What You Need: DNSSEC
|DNS turns 25 this year. It's high time DNSSEC is added to the protocol.
Like most of the early Internet protocols, DNS wasn't meant to carry the burden it does today. It wasn't built with an Internet-as-ecommerce platform in mind. It wasn't built to contend with cache poisoning, denial-of-service attacks, phishers, pharmers, spammers or any type of scammer.
DNS turns 25 this year, and it's showing its age. Coauthor Paul Mockapetris says DNS was built as a "modest" replacement for host tables that were used to keep track of network machines. The end result was the DNS we've come to know and love: a protocol that translates domain names into IP addresses. That's what was needed back on Jan. 1, 1983 when computers on the ARPANET were required to switch to the TCP/IP protocol.
What's needed today is DNSSEC, more formally known as DNS Security Extensions. These help defend against some of the aforementioned attacks against DNS servers, either enterprise servers or the root DNS servers that run the Internet and have twice successfully been attacked. DNSSEC provides origin authentication of DNS data, data integrity and authenticated denial of existence, according to the project's website. Numerous problems have inhibited widespread deployment, namely issues with scalability and compatibility with different DNS servers.
But Mockapetris and other DNS pioneers such as BIND8 technical architect Paul Vixie and DNS handbook author Cricket Liu believe the IETF is close to ratifying it. Close to a half-dozen times DNSSEC has been on the doorstep, only to be sent back to the drawing board because real world problems shattered what's been successful in a lab setting.
"Things are looking up," says Vixie, president of the Internet Software Consortium. "Participation we got for the latest go-round from the top-level domain holders has been good. We have been able to add the parts they said were missing without invalidating any previous work. There really is hope; again, I'm cautiously optimistic that we're going to see large islands of security in the DNS within next year."
DNS was built based on trust between the system and user. A quarter-century ago, it worked great in friendly research networks. But, through no fault of their own, Mockapetris and other early contributors didn't foresee a day when data could be subverted and money made on stolen data packets. Today, even vigilant users could fall victim to a cache poisoning attack that reroutes legitimate traffic to a phishing site. DNSSEC would add digital signatures to DNS data, enabling an organization to verify that data has not been altered since it was signed and that it came from the intended sender.

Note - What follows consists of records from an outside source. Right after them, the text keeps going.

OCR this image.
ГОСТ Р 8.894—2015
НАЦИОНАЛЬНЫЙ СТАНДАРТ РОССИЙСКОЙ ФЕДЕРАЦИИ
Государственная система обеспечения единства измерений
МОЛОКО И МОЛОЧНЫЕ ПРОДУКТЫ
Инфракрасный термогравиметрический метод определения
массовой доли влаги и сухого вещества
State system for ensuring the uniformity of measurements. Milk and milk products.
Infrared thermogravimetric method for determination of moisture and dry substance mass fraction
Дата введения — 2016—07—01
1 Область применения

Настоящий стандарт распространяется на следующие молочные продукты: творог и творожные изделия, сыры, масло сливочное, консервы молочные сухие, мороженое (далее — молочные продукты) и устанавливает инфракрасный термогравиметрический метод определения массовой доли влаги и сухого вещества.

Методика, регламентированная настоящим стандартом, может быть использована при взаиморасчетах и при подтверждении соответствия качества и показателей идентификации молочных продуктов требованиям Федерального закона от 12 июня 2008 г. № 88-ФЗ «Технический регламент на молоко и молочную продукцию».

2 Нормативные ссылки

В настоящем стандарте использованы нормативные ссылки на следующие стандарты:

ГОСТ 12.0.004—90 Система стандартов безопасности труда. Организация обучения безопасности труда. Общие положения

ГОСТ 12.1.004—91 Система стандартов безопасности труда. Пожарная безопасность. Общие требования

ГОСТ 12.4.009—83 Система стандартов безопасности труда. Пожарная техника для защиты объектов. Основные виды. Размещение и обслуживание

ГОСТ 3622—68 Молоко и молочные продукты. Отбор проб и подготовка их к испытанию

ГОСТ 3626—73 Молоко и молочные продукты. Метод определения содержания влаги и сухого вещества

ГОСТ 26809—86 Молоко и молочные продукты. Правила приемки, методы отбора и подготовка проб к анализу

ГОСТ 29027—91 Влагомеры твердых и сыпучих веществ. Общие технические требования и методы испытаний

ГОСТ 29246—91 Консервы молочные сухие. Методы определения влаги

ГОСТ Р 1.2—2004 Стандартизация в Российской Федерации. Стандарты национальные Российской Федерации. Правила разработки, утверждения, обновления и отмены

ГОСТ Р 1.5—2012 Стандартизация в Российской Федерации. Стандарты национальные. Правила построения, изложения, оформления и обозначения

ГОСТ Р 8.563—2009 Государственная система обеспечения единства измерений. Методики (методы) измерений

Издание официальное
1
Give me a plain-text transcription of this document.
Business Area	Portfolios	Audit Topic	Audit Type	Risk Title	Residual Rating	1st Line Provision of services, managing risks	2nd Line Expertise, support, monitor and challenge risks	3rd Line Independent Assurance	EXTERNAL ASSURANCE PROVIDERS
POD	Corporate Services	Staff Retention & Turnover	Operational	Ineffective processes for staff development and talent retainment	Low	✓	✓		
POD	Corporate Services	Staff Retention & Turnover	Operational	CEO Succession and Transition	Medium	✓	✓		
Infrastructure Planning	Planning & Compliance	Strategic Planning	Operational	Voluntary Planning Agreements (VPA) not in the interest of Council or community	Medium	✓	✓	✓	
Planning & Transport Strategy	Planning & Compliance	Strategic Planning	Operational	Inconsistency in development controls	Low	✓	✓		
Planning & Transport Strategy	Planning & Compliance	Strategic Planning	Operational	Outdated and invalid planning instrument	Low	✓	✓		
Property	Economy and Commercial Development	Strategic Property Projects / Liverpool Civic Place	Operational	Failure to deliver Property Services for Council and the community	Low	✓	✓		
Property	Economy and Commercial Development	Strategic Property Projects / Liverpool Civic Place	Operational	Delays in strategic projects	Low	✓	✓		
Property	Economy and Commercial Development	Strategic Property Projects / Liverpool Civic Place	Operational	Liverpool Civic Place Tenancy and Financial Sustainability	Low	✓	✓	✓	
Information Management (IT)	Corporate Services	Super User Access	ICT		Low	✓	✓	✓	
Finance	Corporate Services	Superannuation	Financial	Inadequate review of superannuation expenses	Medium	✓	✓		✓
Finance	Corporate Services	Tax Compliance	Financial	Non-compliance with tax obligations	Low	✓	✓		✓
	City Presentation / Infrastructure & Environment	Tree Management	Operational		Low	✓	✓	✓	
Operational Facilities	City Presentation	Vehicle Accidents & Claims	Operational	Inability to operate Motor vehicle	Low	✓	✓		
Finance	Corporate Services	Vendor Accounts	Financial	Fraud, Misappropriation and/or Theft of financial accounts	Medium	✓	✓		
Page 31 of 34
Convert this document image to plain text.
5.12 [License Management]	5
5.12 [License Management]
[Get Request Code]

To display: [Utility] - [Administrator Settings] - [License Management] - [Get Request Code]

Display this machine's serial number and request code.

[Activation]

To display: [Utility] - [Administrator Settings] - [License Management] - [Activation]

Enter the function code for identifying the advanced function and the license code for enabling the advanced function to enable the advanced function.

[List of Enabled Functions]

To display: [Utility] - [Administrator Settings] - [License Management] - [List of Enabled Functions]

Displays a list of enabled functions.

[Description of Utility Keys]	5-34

"It's high time to roll out DNSSEC and high time to implement it," Liu says. "One of the really big challenges is that people have a hard time with administering just plain, vanilla zone data. Once you start to factor in key generation, re-signing zones every time you modify them, and creating and rolling over keys, it starts to get complicated. It's going to require powerful tools in order to help people. And in some cases, organizations have homegrown administrative tools that cannot easily be adapted no accommodate DNSSEC."
Vixie says DNSSEC should allow the freedom to add new kinds of data to DNS--even data that cannot be corrupted such as encryption keys. But first, the infrastructure must be secure. "We have to secure what DNS has always done, and secure DNS internally. That's the primary purpose for DNSSEC from my point of view," he says.
Starting on here, we lay out in detail the essentials--some of them basic--every CISO must master. We're calling this one the Know-It-All issue, and we break down the components to stuff you Need to Know, and stuff that's Nice to Know. So in the spirit of this special issue, consider DNSSEC something you need to know, and something that needs to happen.